I was on a pretty limited income at this time, but I bought the book, read it, and moved it with me to Montreal, back to PEI, on to Toronto, and now here it is back on PEI. I ditched a lot of books along the way, but this one survived.
In July 1989, I was a fully-fledged adult, newly graduated from Mount Allison University and on my way to the National Theatre School of Canada in Montreal. I was a heavy consumer of news via radio and newspapers, and always a bleeding heart leftie. I went on peace marches. I was vegetarian for a couple of years. I knew about the hole in the ozone layer and acid rain.
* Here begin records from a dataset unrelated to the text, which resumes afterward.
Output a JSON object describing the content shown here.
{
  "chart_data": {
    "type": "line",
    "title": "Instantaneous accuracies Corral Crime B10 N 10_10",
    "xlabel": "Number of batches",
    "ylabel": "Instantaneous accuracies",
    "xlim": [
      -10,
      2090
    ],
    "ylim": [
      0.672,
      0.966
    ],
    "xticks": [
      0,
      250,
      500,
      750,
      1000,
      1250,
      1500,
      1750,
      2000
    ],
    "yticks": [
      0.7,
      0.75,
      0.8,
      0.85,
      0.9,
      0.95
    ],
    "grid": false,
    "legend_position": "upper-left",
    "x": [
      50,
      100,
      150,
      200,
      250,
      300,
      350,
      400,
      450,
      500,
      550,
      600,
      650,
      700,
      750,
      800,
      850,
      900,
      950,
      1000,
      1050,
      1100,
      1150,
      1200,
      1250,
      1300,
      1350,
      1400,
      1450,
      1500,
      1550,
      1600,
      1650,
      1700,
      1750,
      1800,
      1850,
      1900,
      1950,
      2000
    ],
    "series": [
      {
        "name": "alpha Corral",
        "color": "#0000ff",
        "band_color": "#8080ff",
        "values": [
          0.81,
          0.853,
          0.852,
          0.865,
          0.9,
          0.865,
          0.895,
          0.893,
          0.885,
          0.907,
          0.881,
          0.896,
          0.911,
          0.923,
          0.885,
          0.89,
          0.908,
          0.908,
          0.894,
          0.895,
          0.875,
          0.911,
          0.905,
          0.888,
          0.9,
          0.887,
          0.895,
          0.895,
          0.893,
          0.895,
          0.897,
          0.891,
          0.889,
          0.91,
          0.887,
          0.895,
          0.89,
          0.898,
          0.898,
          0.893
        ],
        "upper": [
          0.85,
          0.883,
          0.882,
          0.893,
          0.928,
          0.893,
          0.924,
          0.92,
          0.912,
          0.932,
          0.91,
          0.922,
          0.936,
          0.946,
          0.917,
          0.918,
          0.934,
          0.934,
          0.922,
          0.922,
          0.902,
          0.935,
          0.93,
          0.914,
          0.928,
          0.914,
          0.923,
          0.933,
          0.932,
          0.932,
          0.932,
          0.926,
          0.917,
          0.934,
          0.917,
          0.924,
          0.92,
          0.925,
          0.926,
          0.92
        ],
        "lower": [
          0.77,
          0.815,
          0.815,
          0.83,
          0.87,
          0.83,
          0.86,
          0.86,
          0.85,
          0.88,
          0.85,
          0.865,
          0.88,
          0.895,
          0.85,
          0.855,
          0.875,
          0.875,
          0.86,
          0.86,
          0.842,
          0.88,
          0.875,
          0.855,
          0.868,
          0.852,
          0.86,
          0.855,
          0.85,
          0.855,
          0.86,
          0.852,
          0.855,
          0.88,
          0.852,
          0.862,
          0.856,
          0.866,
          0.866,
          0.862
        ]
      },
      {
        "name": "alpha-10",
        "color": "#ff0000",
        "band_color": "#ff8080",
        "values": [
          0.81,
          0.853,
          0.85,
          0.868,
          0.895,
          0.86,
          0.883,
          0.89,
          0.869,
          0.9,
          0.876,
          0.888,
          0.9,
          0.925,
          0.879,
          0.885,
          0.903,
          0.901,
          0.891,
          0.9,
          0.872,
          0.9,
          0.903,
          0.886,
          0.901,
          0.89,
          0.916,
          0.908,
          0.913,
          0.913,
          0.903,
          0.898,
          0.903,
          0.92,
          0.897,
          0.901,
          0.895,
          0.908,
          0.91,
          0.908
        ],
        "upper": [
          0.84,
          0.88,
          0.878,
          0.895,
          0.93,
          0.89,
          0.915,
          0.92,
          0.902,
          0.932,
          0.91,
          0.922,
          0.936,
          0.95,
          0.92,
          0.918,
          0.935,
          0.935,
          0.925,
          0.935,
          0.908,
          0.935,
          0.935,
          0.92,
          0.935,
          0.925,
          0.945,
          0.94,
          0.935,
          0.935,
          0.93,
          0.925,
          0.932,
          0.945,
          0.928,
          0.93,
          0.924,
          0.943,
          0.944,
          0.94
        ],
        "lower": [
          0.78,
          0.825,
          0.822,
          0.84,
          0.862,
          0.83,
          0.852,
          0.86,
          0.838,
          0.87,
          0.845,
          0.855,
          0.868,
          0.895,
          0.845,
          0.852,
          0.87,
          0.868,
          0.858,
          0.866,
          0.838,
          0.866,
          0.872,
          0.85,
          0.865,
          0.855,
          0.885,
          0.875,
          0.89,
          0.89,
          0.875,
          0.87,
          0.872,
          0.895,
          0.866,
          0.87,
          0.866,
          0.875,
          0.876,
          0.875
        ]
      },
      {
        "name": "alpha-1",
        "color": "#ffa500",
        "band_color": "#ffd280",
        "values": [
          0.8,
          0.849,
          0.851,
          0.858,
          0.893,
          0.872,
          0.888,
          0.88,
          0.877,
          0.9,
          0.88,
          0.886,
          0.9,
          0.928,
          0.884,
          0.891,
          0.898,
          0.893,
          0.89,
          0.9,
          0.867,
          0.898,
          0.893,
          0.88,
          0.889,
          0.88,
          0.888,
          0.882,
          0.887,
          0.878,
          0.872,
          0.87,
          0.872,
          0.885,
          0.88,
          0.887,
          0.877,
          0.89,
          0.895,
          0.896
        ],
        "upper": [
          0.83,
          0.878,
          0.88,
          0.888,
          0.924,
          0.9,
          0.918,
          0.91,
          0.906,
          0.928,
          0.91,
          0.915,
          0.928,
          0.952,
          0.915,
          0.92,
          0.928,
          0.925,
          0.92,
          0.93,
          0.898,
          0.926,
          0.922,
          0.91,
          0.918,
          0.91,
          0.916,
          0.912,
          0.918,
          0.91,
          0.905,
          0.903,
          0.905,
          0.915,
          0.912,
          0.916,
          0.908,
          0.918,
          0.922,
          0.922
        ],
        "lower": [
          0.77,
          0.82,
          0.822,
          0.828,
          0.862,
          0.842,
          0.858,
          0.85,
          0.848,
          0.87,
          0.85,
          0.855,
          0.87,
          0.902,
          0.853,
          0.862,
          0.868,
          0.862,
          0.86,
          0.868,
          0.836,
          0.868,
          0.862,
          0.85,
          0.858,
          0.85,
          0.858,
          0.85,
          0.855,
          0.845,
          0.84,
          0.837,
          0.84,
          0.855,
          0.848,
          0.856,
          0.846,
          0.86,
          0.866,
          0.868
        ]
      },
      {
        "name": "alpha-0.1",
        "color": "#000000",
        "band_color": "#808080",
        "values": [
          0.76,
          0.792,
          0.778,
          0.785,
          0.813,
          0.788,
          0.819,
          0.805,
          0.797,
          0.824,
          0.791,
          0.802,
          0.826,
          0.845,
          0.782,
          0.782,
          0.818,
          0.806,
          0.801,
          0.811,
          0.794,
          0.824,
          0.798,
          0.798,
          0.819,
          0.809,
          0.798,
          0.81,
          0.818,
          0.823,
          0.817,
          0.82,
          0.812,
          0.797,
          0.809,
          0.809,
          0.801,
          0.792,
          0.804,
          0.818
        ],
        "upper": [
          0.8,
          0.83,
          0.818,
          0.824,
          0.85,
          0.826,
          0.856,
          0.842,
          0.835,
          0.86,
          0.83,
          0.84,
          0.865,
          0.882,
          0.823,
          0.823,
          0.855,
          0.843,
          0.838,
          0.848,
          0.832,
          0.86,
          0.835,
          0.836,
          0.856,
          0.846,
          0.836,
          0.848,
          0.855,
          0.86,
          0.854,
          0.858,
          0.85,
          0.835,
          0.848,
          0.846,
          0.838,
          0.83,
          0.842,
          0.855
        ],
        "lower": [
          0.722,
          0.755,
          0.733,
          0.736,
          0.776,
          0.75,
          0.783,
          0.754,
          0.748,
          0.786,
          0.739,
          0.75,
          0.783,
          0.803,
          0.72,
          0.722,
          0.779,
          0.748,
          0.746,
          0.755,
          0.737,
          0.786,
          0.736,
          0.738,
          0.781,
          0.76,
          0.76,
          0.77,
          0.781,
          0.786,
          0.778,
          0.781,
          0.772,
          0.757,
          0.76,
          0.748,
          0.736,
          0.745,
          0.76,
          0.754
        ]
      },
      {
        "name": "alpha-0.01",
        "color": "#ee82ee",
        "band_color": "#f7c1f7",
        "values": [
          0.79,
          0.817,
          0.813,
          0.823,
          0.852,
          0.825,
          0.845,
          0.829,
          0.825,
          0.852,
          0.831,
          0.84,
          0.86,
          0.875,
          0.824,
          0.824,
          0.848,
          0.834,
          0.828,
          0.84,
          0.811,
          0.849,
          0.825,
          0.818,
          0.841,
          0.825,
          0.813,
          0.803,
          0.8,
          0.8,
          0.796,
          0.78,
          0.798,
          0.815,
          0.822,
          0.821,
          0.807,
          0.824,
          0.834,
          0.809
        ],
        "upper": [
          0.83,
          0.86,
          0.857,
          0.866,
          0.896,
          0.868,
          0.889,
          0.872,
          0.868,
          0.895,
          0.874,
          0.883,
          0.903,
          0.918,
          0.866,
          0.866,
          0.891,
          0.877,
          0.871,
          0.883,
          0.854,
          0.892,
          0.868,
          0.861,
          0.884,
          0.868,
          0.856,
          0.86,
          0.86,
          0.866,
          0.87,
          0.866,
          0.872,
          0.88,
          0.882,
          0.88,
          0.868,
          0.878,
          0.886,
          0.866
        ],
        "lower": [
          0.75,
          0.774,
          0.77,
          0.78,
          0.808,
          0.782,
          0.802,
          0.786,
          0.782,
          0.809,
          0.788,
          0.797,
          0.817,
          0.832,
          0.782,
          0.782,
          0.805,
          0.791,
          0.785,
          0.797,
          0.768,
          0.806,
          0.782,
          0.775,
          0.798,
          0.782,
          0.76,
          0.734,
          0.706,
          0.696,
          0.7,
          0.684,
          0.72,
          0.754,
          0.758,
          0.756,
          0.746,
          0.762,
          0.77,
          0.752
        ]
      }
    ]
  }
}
I cared.
Now I reread what Atwood wrote and it is like I had never read it before. “The danger we’re in is enormous: if we don’t do something about it, its results could be as devastating as those of a world-wide nuclear catastrophe.” What did I think when I read this? Why didn’t it shake me into action back then?
It actually took Greta Thunberg’s TED talk last fall to wake me up from my 30-year nap. She is right to wonder why we didn’t tackle climate change decades ago when we were told about it. When you know better, you do better, but I knew and I didn’t, and I can’t really explain why.
Now I’m looking at everything differently and trying to make up for lost time. I hope you’ll join me.